The model in question is that you have a huge squad with hardly any first-choice players. Every position is covered by at least two, and often three, of roughly equal standing. Wholesale changes between games are standard. When it comes to the big, crunch games, the coach has the luxury of picking on his judgment of current form, not on reputation – hence Finn Russell displacing both Duncan Weir and Ruaridh Jackson from the stand-off berth and Peter Murchie staying in the team to the end even though Stuart Hogg was back in the frame.
It seems to have been working at Scotland level too, says Murchie. “Being on tour with two different squads shows how much depth we have in the various positions. We can name two separate squads and we are still winning,” he said.
“We got results in the first two weeks with one squad and pretty much a separate team came in for the Argentina game with limited preparation time and got a really good win against a tough team that has been together for a long time.
“The guys really dug out the result. On 60 minutes we were a good few points down and showed real character to come back. It was not just about character, though, there was a really good try and some good attacking play; it was a step up in performance. To come back from that positon, get the win and hold it gives us confidence going into this weekend. It is three in a row and winning is a habit.”
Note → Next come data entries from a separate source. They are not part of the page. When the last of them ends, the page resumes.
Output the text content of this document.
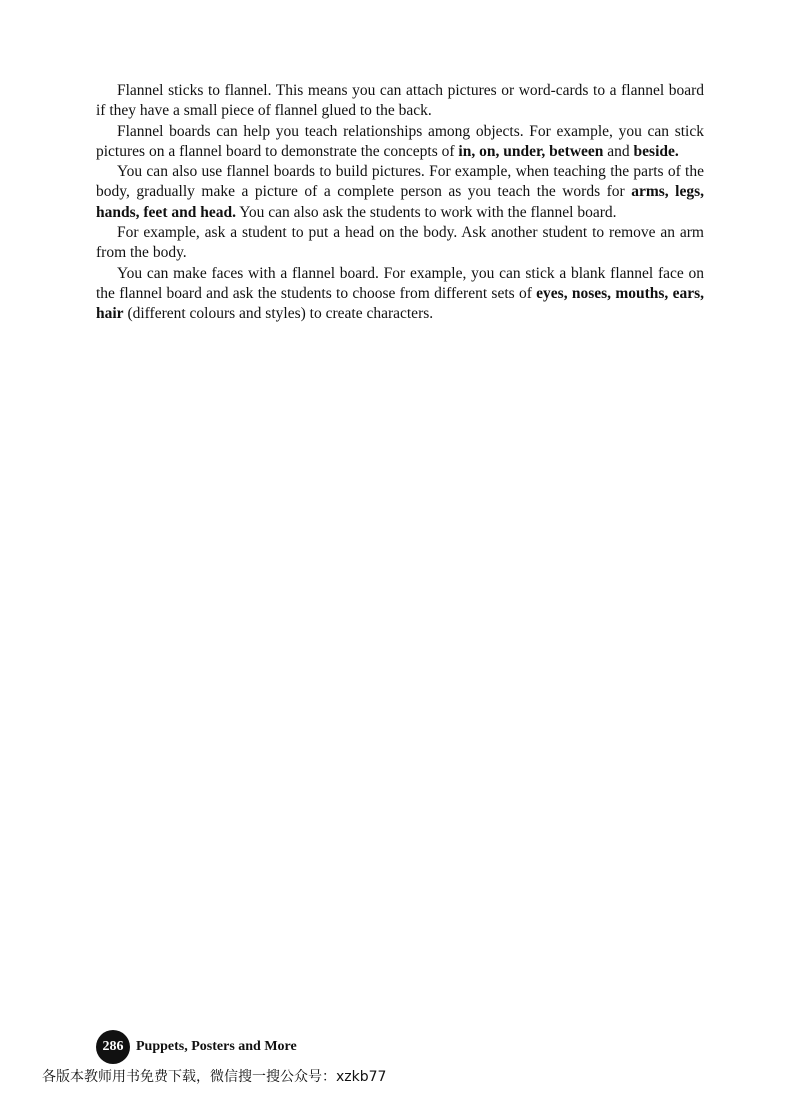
Flannel sticks to flannel. This means you can attach pictures or word-cards to a flannel board if they have a small piece of flannel glued to the back.

Flannel boards can help you teach relationships among objects. For example, you can stick pictures on a flannel board to demonstrate the concepts of in, on, under, between and beside.

You can also use flannel boards to build pictures. For example, when teaching the parts of the body, gradually make a picture of a complete person as you teach the words for arms, legs, hands, feet and head. You can also ask the students to work with the flannel board.

For example, ask a student to put a head on the body. Ask another student to remove an arm from the body.

You can make faces with a flannel board. For example, you can stick a blank flannel face on the flannel board and ask the students to choose from different sets of eyes, noses, mouths, ears, hair (different colours and styles) to create characters.

286 Puppets, Posters and More
各版本教师用书免费下载，微信搜一搜公众号：xzkb77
The win in Argentina was achieved with a side showing 11 changes to the starting XV from the one that beat Canada and this weekend there are going to be even more changes with Blair Cowan and Kieran Low going home while Euan Murray has come the other way and joined the rest of the squad in South Africa. That’s three before the coaches think about form.
It is a place with mixed memories for Murchie. While he was delighted to have won his debut cap in the equivalent fixture last year, the match itself was an object lesson in frustration as Scotland dominated for an hour and ran up a 17-6 lead only to let it slip in the final quarter.
“We can look back at how we approached the game last year and we need to do the same again,” he said. “If we get to that 60-minute mark and are ahead, though, we need to keep playing and pushing and hopefully get a result. We got ourselves into a great position to win the game and it was gutting that we let it slip through our fingers.”
Tim Swinson, the lock who will be at the heart of the forward battle, felt what it was like to dominate the Springboks before they wrestled control back when it really mattered and also made his cap debut in that game.
“You are playing one of the top teams in the world and that is what you have to focus on. You are playing a big Test match, and have to look at what got you there,” he said. “There were a couple of tries at the end which were definitely soft and did not go with the way the game had gone before.
“Their pack is quite a force in world rugby but these days their backs are a bit more varied, which is good for them, not so good for everyone else. Fortunately for me I can really do well in the physical game as well as the faster one.”
Maybe you need the odd superstar to really make the breakthrough into the major league but for this game, both sides are having to practise the Glasgow squad rotation method, but only one side is used to it.